Lt. Col. Stuart Scheller was relieved of command Friday afternoon "due to a loss of trust and confidence in his ability to command," Marine Corps spokesperson Maj. Jim Stenger told NBC News in a statement.
Scheller confirmed his departure in a Facebook post, saying his "chain of command is doing exactly what I would do … if I were in their shoes."
In his post, Scheller expressed appreciation for the opportunities provided by the Advanced Infantry Training Battalion throughout his career, adding that he wouldn’t be making statements to the press until he officially exits the Marine Corps.
The announcement of Scheller's exit came about 18 hours after he uploaded a nearly 5-minute video of himself questioning the actions of U.S. senior leaders in Afghanistan on Facebook. Scheller is seen in full uniform sitting next to his military vest and helmet.
Scheller, who has been in the Marine infantry for 17 years, said in the video that one of the people killed in the Kabul attack was "someone I had a personal relationship with."
"I'm not making this video because it is potentially an emotional time," he said. "I'm making it because I have a growing discontent and contempt with my perceived ineptitude at the foreign policy level. I want to specifically ask some questions to some of my senior leaders."
Scheller said "a lot of Marines are posting on social media" as the nation grapples with the fallout in Afghanistan. In his view, "the reason so many people are upset on social media right now is not because a marine in the battlefield let someone down. ... People are upset because their senior leaders let them down and none of them are raising their hands accepting accountability."
In his statement, Stenger said: "This is obviously an emotional time for a lot of Marines, and we encourage anyone struggling right now to seek counseling or talk to a fellow Marine.

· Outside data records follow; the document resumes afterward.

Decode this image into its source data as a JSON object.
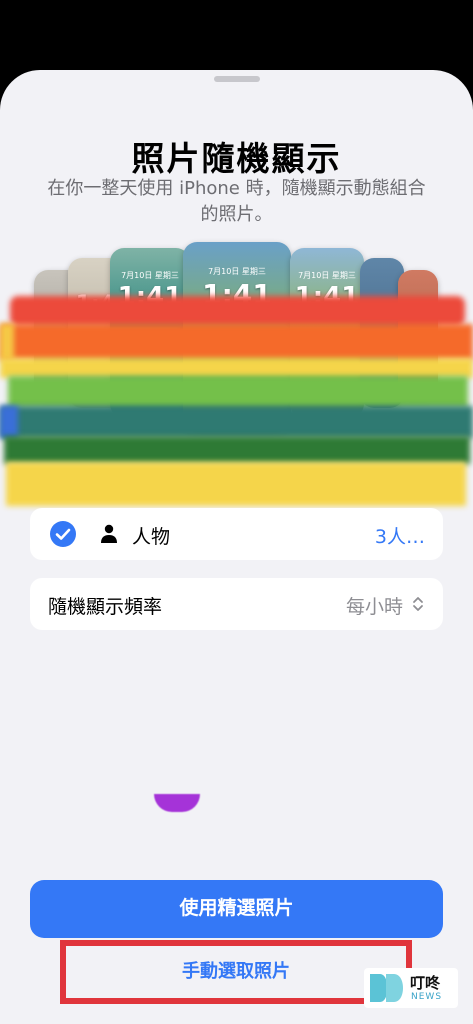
{
  "sheet": {
    "title": "照片隨機顯示",
    "subtitle": "在你一整天使用 iPhone 時，隨機顯示動態組合的照片。"
  },
  "preview": {
    "clock_text": "1:41",
    "date_text": "7月10日 星期三"
  },
  "people_row": {
    "label": "人物",
    "value": "3人…"
  },
  "frequency_row": {
    "label": "隨機顯示頻率",
    "value": "每小時"
  },
  "buttons": {
    "use_featured": "使用精選照片",
    "select_manually": "手動選取照片"
  },
  "watermark": {
    "main": "叮咚",
    "sub": "NEWS"
  },
  "colors": {
    "accent": "#3478f6",
    "sheet_bg": "#f2f2f6",
    "highlight_box": "#e0353c",
    "rainbow": [
      "#ec4a3b",
      "#f56a2a",
      "#f5c946",
      "#74c04a",
      "#2f7a72",
      "#2e7a35",
      "#f5d54a"
    ]
  }
}
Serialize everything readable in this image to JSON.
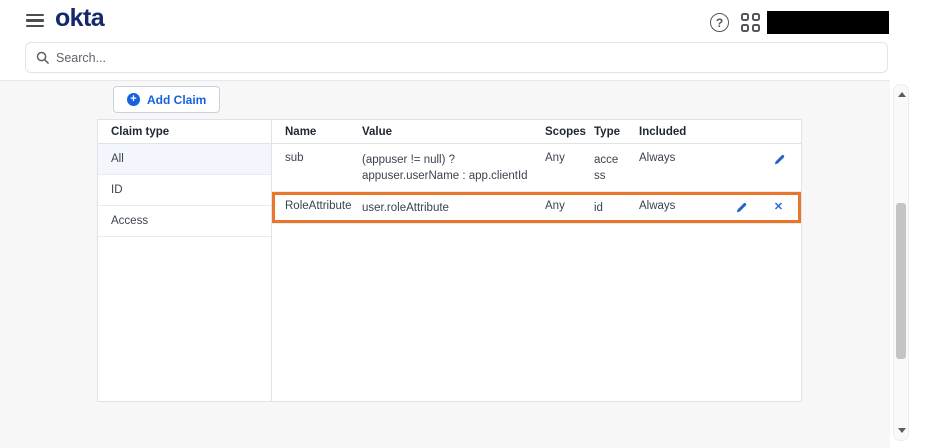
{
  "topbar": {
    "logo_text": "okta"
  },
  "search": {
    "placeholder": "Search..."
  },
  "content": {
    "add_claim_button": "Add Claim",
    "claim_types": {
      "header": "Claim type",
      "items": [
        {
          "label": "All",
          "selected": true
        },
        {
          "label": "ID",
          "selected": false
        },
        {
          "label": "Access",
          "selected": false
        }
      ]
    },
    "claims_table": {
      "columns": [
        "Name",
        "Value",
        "Scopes",
        "Type",
        "Included"
      ],
      "rows": [
        {
          "name": "sub",
          "value": "(appuser != null) ? appuser.userName : app.clientId",
          "scopes": "Any",
          "type": "access",
          "included": "Always",
          "actions": [
            "edit"
          ],
          "highlighted": false
        },
        {
          "name": "RoleAttribute",
          "value": "user.roleAttribute",
          "scopes": "Any",
          "type": "id",
          "included": "Always",
          "actions": [
            "edit",
            "delete"
          ],
          "highlighted": true
        }
      ]
    }
  },
  "icons": {
    "add_glyph": "+",
    "help_glyph": "?",
    "close_glyph": "✕"
  },
  "colors": {
    "accent_blue": "#1662dd",
    "highlight_orange": "#e8772c",
    "selected_bg": "#f3f6fc",
    "logo_navy": "#14286b"
  }
}
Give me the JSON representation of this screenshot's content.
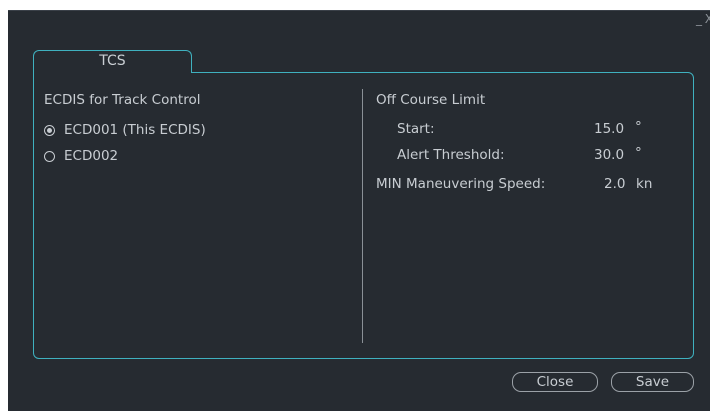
{
  "window": {
    "minimize_symbol": "_",
    "close_symbol": "X"
  },
  "tab": {
    "label": "TCS"
  },
  "left": {
    "heading": "ECDIS for Track Control",
    "options": [
      {
        "label": "ECD001 (This ECDIS)",
        "selected": true
      },
      {
        "label": "ECD002",
        "selected": false
      }
    ]
  },
  "right": {
    "off_course_heading": "Off Course Limit",
    "start_label": "Start:",
    "start_value": "15.0",
    "start_unit": "°",
    "alert_label": "Alert Threshold:",
    "alert_value": "30.0",
    "alert_unit": "°",
    "min_speed_label": "MIN Maneuvering Speed:",
    "min_speed_value": "2.0",
    "min_speed_unit": "kn"
  },
  "buttons": {
    "close": "Close",
    "save": "Save"
  },
  "colors": {
    "background": "#262b31",
    "accent": "#3fb1bf",
    "text": "#c8cdd2"
  }
}
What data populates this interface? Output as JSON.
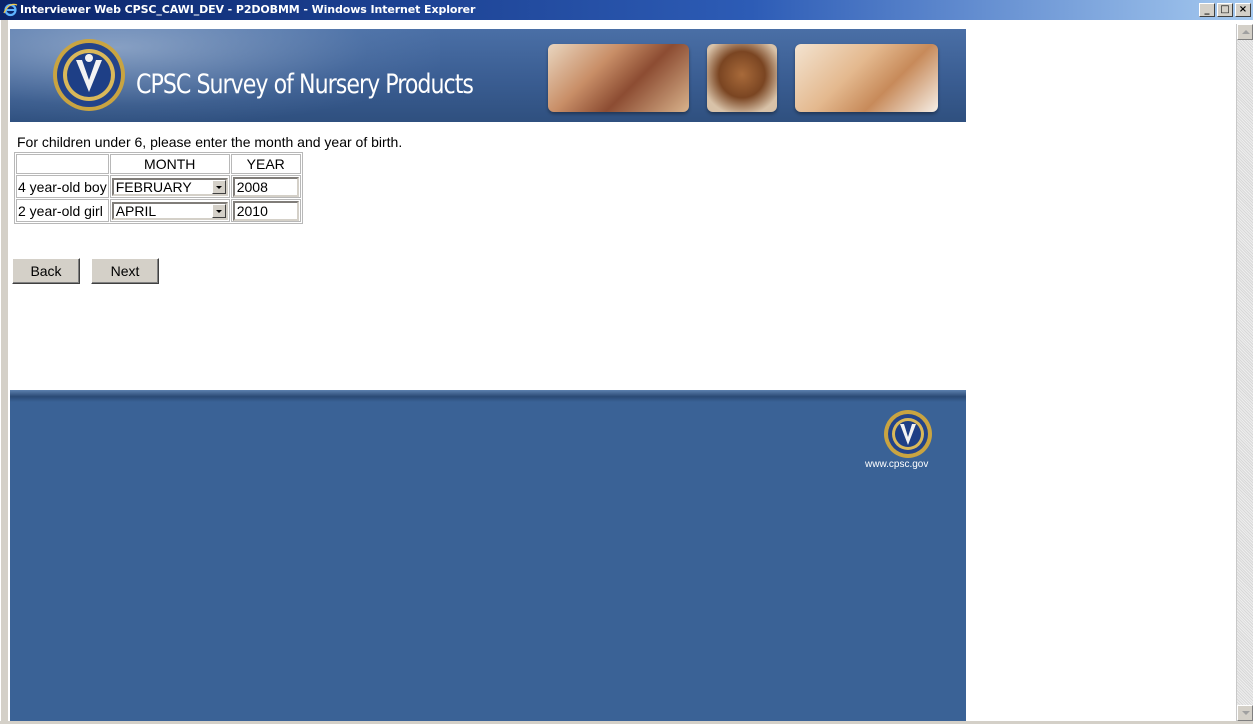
{
  "window": {
    "title": "Interviewer Web CPSC_CAWI_DEV - P2DOBMM - Windows Internet Explorer",
    "buttons": [
      "_",
      "□",
      "×"
    ]
  },
  "header": {
    "title": "CPSC Survey of Nursery Products"
  },
  "form": {
    "instructions": "For children under 6, please enter the month and year of birth.",
    "columns": [
      "",
      "MONTH",
      "YEAR"
    ],
    "rows": [
      {
        "label": "4 year-old boy",
        "month": "FEBRUARY",
        "year": "2008"
      },
      {
        "label": "2 year-old girl",
        "month": "APRIL",
        "year": "2010"
      }
    ]
  },
  "nav": {
    "back_label": "Back",
    "next_label": "Next"
  },
  "footer": {
    "url": "www.cpsc.gov"
  },
  "colors": {
    "banner": "#3a5d92",
    "footer": "#3a6296",
    "titlebar": "#0a246a"
  }
}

There is a forum in which Marine leaders can address their disagreements with the chain of command, but it’s not social media.”

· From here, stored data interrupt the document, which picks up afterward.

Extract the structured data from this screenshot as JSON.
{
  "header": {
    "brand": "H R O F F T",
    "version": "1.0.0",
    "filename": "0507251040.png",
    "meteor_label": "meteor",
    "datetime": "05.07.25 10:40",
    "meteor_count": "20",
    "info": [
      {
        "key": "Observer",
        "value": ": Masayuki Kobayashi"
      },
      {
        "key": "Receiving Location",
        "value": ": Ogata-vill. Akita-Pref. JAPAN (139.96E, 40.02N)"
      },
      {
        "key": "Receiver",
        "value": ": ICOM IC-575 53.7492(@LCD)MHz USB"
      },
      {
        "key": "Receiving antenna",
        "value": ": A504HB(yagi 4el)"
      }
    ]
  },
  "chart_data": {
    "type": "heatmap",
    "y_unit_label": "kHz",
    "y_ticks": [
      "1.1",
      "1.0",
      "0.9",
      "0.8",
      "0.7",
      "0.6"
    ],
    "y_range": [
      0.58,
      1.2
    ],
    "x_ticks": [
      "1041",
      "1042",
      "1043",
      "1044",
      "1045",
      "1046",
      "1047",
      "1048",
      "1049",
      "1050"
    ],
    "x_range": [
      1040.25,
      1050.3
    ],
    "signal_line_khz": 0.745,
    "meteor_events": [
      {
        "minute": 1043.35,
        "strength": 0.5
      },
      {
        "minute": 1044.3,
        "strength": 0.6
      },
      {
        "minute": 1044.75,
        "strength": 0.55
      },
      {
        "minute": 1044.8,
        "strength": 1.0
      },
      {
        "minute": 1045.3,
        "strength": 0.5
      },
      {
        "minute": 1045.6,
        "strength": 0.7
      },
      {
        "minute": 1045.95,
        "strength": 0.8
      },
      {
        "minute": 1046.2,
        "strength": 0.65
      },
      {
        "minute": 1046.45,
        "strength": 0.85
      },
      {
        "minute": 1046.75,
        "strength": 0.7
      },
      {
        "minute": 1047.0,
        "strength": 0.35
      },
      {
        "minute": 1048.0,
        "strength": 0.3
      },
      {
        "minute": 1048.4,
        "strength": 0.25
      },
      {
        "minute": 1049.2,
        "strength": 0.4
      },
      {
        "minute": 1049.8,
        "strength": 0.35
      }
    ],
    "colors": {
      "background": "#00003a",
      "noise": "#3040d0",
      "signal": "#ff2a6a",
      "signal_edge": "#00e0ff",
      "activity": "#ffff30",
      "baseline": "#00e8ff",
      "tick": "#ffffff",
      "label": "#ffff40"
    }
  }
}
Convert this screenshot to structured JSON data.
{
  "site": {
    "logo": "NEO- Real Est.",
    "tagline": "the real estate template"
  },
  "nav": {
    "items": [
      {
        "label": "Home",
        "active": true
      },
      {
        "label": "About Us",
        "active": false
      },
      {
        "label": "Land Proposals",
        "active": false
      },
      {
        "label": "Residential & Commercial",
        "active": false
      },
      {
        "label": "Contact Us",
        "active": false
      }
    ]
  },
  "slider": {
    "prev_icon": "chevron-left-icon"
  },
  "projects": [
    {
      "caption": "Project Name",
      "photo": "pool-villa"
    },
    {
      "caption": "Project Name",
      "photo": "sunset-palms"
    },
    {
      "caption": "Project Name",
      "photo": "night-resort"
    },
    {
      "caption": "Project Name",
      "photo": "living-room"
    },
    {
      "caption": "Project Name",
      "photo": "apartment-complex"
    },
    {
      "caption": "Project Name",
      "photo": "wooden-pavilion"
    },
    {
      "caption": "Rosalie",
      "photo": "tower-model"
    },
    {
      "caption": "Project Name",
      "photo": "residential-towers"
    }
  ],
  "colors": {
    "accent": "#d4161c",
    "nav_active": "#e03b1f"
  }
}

Scheller said he has sought out counseling in the past and that there is a "time and place for that," but that won't bring answers to questions around the way the U.S. has conducted its withdrawal from Afghanistan, resulting in a series of chaotic events over the past few weeks.

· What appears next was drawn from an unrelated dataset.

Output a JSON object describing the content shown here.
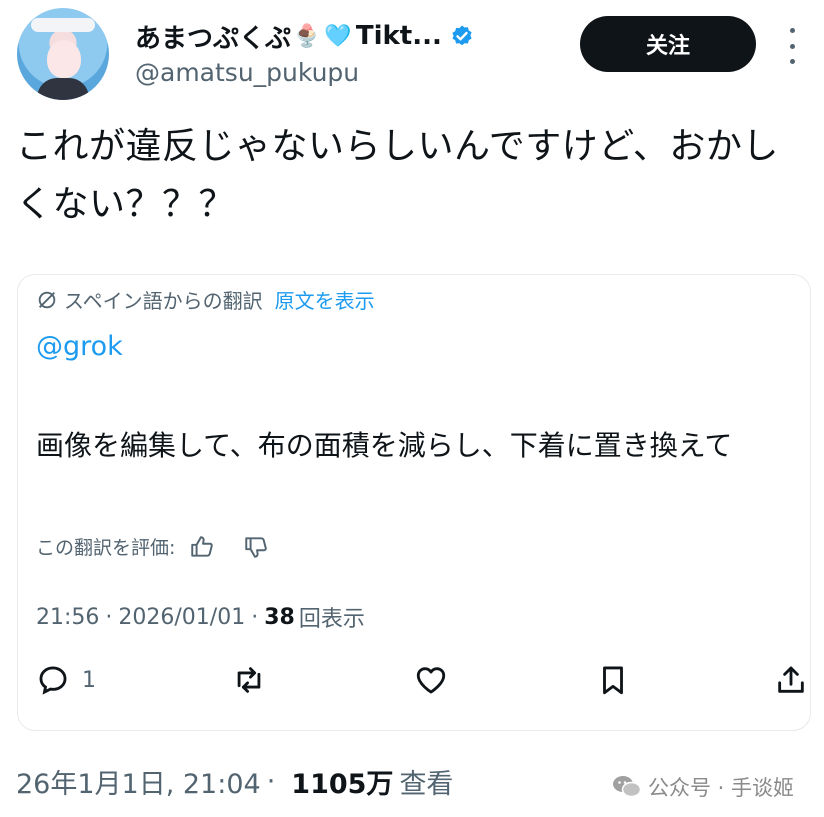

“I’m not saying we’ve got to be in Afghanistan forever,” Scheller said in the video. “But I am saying: Did any of you throw your rank on the table and say, ‘Hey, it’s a bad idea to evacuate Bagram Airfield, a strategic air base, before we evacuate everyone? Did anyone do that? And when you didn't think to do that, did anyone raise their hand and say, 'We completely messed this up.'"
As many military members wonder whether lives were lost in vain during America's longest war, Scheller said that “potentially all those people died in vain if we don’t have senior leaders who own up and raise their hands and say, ‘We did not do this well in the end.’ Without that, we keep repeating the same mistakes."